The Starling curve relates stroke volume to venous pressure and the slope defines the contractility of the ventricles.
Autonomic regulation of stroke volume
Stroke volume is also controlled by the autonomic nervous system. It has both sympathetic and parasympathetic (vagal) innervation that act to increase or decrease heart rate and contractility (inotropy). The sympathetic nervous system acts via B1 adrenoceptors and increases contractility (positive inotropic effect). The parasympathetic nervous system acts via muscarinic (M2) receptors and decreases contractility (negative inotropic effect).

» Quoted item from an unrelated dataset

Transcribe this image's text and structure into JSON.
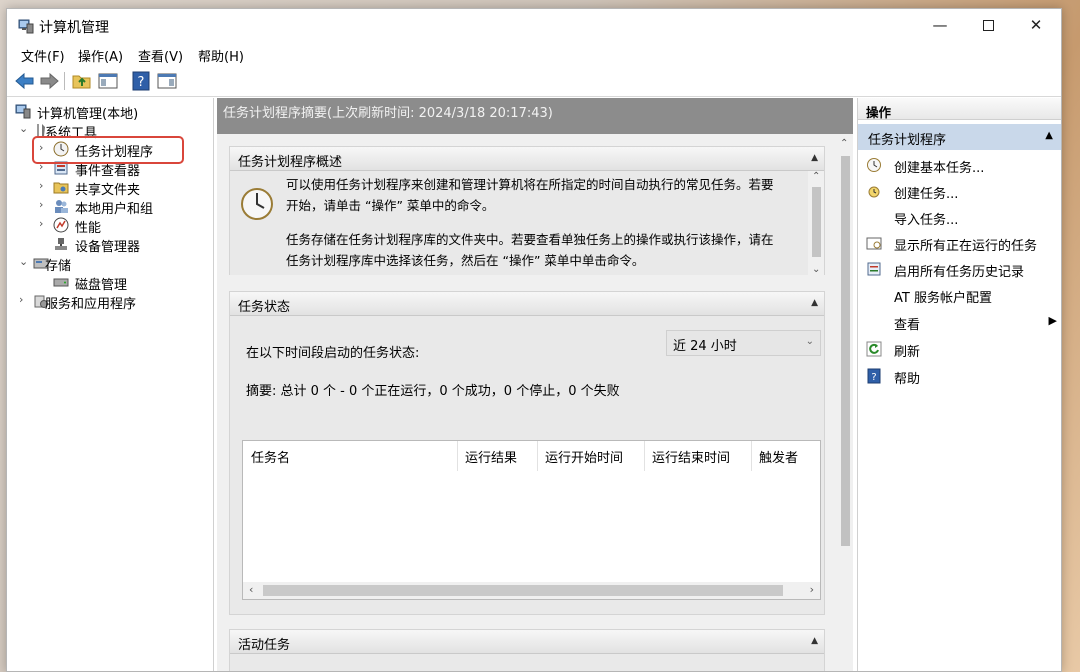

Autonomic control is regulated by the medulla oblongata in the brainstem. It receives sensory input from peripheral and central baroreceptors and chemoreceptors located in the carotid sinus, arch of the aorta and carotid body. This allows for rapid control of the total peripheral resistance (TPR) and blood pressure.
TPR increases with vasoconstriction and increases arterial blood pressure. Consequently, this makes it difficult for the heart to expel blood into the arteries thus reducing stroke volume.
Clinical Relevance – Shock
Shock is defined as an acute condition resulting in inadequate blood flow and reduced tissue perfusion oxygenation and subsequent ischaemia. This may be due to several causes:
- Cardiogenic shock – In this case, the CVP may be normal or raised. This means the heart is able to fill with blood, but it cannot pump blood effectively. This causes a dramatic drop in arterial blood pressure. This reduces tissue perfusion, which in the case of coronary arteries, exacerbates ischemia of the heart muscle.
- Mechanical/obstructive shock – In cardiac tamponade or constrictive pericarditis, blood or fluid builds up in the pericardial space. This restricts the filling of the heart. This results in high central venous pressure and low arterial blood pressure. However, electrical activity remains normal as the heart still attempts to beat.
- Hypovolemic shock – Losing 20% or more of the body’s circulating blood volume can cause hypovolemic shock. This can be due to direct blood loss e.g. via the gastrointestinal tract or fluid loss due to diarrhoea or vomiting. The reduced volume of blood reduces arterial blood pressure and impairs organ perfusion.
- Distributive shock – In cases of sepsis, anaphylaxis and spinal cord injury, blood flow (and thus blood pressure) drops due to widespread vasodilation. This vasodilation occurs as a result of cytokine release as part of the inflammatory response or due to loss of sympathetic innervation.
Typical symptoms include tachycardia, rapid and shallow breathing, and hypotension, although symptoms may vary slightly depending on the cause. Treatment is typically supportive and includes fluid resuscitation, vasopressors and treatment of the underlying cause.